Trust me, my Note II (and this would be true of my Note, if I still had it; and it was true of my Infuse 4G, too; and the phones before it) is as cool and up-to-date, and bleeding-edge as it needs to be. It's customized to the hilt and does things which routinely amaze even technogeeks...
...all on Android OS 4.1.2 Jelly Bean. And I could not care one whit when 4.3 comes out. Not one.
But, that said, here's the other thing that happens: App makers just decide, in their arrogance, without consulting anyone, or even bothering to look at the market penetration of devices running various operating systems, to stop supporting certain OS levels. We've been, for a little while, now, seeing app makers whose apps will no longer run on even 2.3 Gingerbread...
...despite that AT&T, just to name one, was selling phones into two year contracts that are capable of running no higher-level OS as recently as last year.
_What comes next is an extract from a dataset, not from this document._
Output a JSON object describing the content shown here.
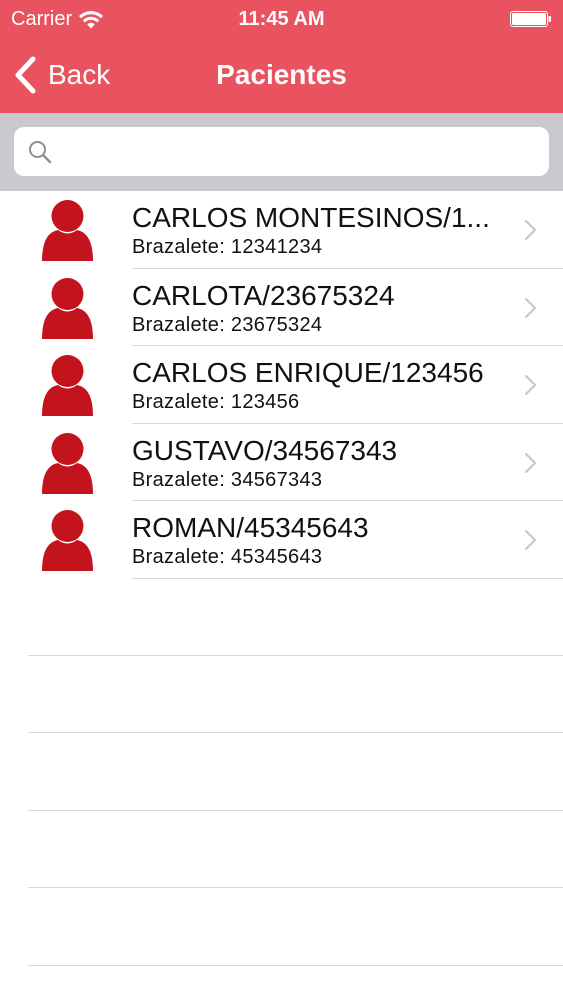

In the end, it's really only the arrogant, unthinking, never-hear-of-backward-compatibility app makers who force people's hands when it comes to updates/upgrades. If Android app makers would be professional, and think, in terms of backward compatibility, like Windows app makers (who ensure, even now, that their stuff works on XP, Vista, Win7 and Win8), then all this pressure to upgrade would not exist.